The file dna_seq_template_strand.txt
is quite small as you can see by using your file manager or Julia
#in 'code_snippets' folder use "./transcription/dna_seq_template_strand.txt"
#in 'transcription' folder use "./dna_seq_template_strand.txt"
filePath = "./code_snippets/transcription/dna_seq_template_strand.txt"
filesize(filePath)
4449
Here we defined filePath
to our file. Next, we checked its size with filesize to see it is equal to 4449 bytes. This is slightly more than 4 kilobytes (KiB). Such a small file can be easily swallowed by read (the recommended way below) and returned as a one long Str
(type alias for String
).
dna = open(filePath) do file
read(file, Str)
end
dna[1:75]
gagctccccg gatctgtaac gggaggtctc tctcgtgggt tgtgggaggt ccgaactggc\ncggtcccac
Note. For large files you should probably read it line by line with something like
for line in eachline(file) #do sth with line# end
or use a dedicated library.
The nucleotide bases (a
, c
, t
, g
) are grouped by 10. Moreover, notice the \n
character on the right. It is a newline character that tells the computer to print the subsequent characters from the beginning of a new line. We need to splice sequence at positions 2424-2610 and 3397-3542 so let’s get rid of those extra characters to make the counting easier.

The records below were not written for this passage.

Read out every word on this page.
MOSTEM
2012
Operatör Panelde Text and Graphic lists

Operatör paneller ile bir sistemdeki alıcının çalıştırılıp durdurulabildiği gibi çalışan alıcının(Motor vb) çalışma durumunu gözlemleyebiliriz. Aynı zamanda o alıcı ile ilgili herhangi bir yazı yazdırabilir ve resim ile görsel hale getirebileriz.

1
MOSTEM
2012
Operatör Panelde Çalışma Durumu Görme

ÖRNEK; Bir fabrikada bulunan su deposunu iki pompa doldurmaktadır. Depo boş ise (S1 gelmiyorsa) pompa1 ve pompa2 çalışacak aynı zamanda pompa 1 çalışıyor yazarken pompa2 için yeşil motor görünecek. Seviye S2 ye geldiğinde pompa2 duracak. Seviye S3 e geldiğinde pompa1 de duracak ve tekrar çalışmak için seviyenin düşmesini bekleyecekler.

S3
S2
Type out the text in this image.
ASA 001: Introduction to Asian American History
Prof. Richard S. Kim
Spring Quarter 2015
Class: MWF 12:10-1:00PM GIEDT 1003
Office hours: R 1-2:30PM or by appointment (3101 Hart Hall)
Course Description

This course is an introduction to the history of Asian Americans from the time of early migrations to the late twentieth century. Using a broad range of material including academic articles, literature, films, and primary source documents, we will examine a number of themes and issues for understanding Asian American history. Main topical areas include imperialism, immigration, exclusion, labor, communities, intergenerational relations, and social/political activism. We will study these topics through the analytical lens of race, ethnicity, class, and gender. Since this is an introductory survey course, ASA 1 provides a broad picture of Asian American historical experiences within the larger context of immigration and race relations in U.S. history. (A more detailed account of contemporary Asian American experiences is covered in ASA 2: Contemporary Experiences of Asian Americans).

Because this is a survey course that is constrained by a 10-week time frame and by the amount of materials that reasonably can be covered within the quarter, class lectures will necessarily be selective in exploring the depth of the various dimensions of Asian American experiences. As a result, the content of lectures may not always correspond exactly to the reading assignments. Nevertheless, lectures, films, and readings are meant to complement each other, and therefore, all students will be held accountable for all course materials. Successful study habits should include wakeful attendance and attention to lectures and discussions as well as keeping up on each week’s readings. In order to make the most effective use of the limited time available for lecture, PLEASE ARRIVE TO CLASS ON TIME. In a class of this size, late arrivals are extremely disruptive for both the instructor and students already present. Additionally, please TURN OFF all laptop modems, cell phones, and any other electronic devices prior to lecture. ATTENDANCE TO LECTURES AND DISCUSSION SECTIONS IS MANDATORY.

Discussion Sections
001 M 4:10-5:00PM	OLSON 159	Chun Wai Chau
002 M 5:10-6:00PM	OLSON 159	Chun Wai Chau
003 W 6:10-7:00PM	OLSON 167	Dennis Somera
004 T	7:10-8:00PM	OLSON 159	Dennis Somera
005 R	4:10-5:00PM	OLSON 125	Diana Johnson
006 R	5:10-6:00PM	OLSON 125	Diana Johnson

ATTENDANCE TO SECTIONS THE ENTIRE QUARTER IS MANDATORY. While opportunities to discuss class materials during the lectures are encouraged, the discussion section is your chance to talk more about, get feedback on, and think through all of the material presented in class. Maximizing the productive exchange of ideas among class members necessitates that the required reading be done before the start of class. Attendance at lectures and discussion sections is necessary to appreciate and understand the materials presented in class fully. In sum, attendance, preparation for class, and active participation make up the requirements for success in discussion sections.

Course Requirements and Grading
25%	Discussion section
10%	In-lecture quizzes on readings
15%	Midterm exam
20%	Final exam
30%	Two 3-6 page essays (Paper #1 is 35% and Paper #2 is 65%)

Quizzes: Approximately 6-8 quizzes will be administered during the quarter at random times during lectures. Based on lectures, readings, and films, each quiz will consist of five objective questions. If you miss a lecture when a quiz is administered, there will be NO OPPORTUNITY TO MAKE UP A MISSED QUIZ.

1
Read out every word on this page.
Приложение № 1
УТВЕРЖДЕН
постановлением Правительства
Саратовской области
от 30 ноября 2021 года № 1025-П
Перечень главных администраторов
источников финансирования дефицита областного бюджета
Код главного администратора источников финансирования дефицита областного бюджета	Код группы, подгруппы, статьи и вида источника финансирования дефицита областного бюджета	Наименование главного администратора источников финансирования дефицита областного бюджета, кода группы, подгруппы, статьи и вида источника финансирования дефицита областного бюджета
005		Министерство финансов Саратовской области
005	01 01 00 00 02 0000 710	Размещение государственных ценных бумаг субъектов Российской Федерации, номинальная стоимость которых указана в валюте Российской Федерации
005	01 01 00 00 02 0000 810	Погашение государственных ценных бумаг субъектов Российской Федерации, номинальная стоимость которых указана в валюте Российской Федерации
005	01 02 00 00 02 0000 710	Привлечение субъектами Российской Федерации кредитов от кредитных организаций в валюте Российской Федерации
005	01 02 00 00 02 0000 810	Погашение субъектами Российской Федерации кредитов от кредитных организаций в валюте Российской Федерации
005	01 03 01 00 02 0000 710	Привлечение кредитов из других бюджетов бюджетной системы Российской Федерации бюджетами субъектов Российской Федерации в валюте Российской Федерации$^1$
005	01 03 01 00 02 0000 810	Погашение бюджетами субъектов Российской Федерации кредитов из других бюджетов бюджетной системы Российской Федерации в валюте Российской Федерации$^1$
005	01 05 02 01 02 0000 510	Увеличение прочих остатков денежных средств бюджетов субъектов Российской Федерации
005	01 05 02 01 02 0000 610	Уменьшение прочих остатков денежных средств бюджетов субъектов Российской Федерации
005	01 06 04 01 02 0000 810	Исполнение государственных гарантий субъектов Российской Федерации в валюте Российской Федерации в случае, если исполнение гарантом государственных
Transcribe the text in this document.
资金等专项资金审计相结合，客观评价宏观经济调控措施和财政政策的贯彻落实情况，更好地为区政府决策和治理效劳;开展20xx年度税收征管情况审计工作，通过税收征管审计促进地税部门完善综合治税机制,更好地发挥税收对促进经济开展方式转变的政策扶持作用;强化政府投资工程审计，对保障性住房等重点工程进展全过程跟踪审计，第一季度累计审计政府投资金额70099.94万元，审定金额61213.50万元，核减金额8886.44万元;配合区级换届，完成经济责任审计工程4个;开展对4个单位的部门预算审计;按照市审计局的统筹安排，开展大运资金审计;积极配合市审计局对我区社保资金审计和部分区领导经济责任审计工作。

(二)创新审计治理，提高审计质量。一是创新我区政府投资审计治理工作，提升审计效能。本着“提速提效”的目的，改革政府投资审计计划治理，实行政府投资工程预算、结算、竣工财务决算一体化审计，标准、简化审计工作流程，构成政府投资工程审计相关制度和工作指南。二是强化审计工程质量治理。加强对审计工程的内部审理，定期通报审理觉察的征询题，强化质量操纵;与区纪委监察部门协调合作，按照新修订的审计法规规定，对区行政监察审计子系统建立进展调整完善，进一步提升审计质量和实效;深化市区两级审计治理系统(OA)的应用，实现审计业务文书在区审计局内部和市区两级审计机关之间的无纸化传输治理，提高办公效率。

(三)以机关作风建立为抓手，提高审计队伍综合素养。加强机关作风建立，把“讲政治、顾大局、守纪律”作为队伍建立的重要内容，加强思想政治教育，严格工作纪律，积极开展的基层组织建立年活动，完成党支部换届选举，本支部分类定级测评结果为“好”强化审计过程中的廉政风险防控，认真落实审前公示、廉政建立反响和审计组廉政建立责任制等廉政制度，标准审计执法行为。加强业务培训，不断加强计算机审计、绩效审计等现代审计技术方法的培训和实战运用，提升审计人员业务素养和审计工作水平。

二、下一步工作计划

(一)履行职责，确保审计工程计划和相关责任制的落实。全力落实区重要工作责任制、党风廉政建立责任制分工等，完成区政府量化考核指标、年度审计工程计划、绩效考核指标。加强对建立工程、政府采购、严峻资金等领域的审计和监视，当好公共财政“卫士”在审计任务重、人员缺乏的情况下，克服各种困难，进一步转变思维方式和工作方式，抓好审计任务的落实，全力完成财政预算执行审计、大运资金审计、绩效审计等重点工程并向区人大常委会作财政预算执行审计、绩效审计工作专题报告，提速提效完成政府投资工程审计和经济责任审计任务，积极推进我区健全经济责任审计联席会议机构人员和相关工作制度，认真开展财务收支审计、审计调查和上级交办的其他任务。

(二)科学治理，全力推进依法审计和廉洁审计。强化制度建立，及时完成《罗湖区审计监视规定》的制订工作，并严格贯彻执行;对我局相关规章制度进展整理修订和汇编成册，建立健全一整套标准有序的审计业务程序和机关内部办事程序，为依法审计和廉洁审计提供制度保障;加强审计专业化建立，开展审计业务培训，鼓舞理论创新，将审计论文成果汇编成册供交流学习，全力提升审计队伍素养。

dna = replace(dna, " " => "", "\n" => """)
dna[1:75]
gagctccccggatctgtaacgggaggtctctctcgtgggttgtgggaggtccgaactggccggtcccacagggga
This couldn’t be simpler, we just use replace
and itIs => shouldBe
syntax. The spaces (" "
) are replaced with nothing (""
, empty string) and newlines ("\n"
) with nothing (""
, empty string) as well. Effectively this removed them from our dna
string.
String splicing is easily done with indexing and string concatenation operator (*
) like so.
dnaExonsOnly = dna[2424:2610] * dna[3397:3542]
dnaExonsOnly[1:75]
taccgggacacctacgcggaggacggggacgaccgcgacgaccgggagacccctggactgggtcggcgtcggaaa
All that’s left to do is to transcribe to mRNA using the complementarity rule mentioned above. First, let’s rewrite it to Julia’s dictionary.
dna2mrna = Dict(
'a' => 'u',
'c' => 'g',
'g' => 'c',
't' => 'a'
)
And now the transcription itself.
function transcribe(nucleotideBase::Char,
complementarityMap::Dict{Char, Char} = dna2mrna)::Char
return get(complementarityMap, nucleotideBase, nucleotideBase)
end
(
transcribe('a'),
transcribe('g'),
transcribe('x')
)
('u', 'c', 'x')
Our transcribe function takes a character (Char
, String
is build of individual characters) called nucleotideBase
and a default complementarityMap
set to dna2mrna
. It uses get
to return a complementary base to nucleotideBase
(its second argument) or a default (its third argument, in this case just return nucleotideBase
) if a match was not found.
All that’s left to do is to write a transcribe
function for the whole string (dnaExonsOnly
).
function transcribe(dnaSeq::Str)::Str
return map(transcribe, dnaSeq)
end
mRna = transcribe(dnaExonsOnly)
(
dnaExonsOnly[1:10],
mRna[1:10]
)
("taccgggaca"
"auggcccugu")
Here a map function applies previously defined transcribe
on every character of dnaSeq
and glues the obtained characters into a string.
Instead of the above two functions we could have just written
mRna = map(base -> get(dna2mrna, base, base), dnaExonsOnly)
(
dnaExonsOnly[1:10],
mRna[1:10]
)
("taccgggaca"
"auggcccugu")
with the same result, but I felt that the longer version was clearer.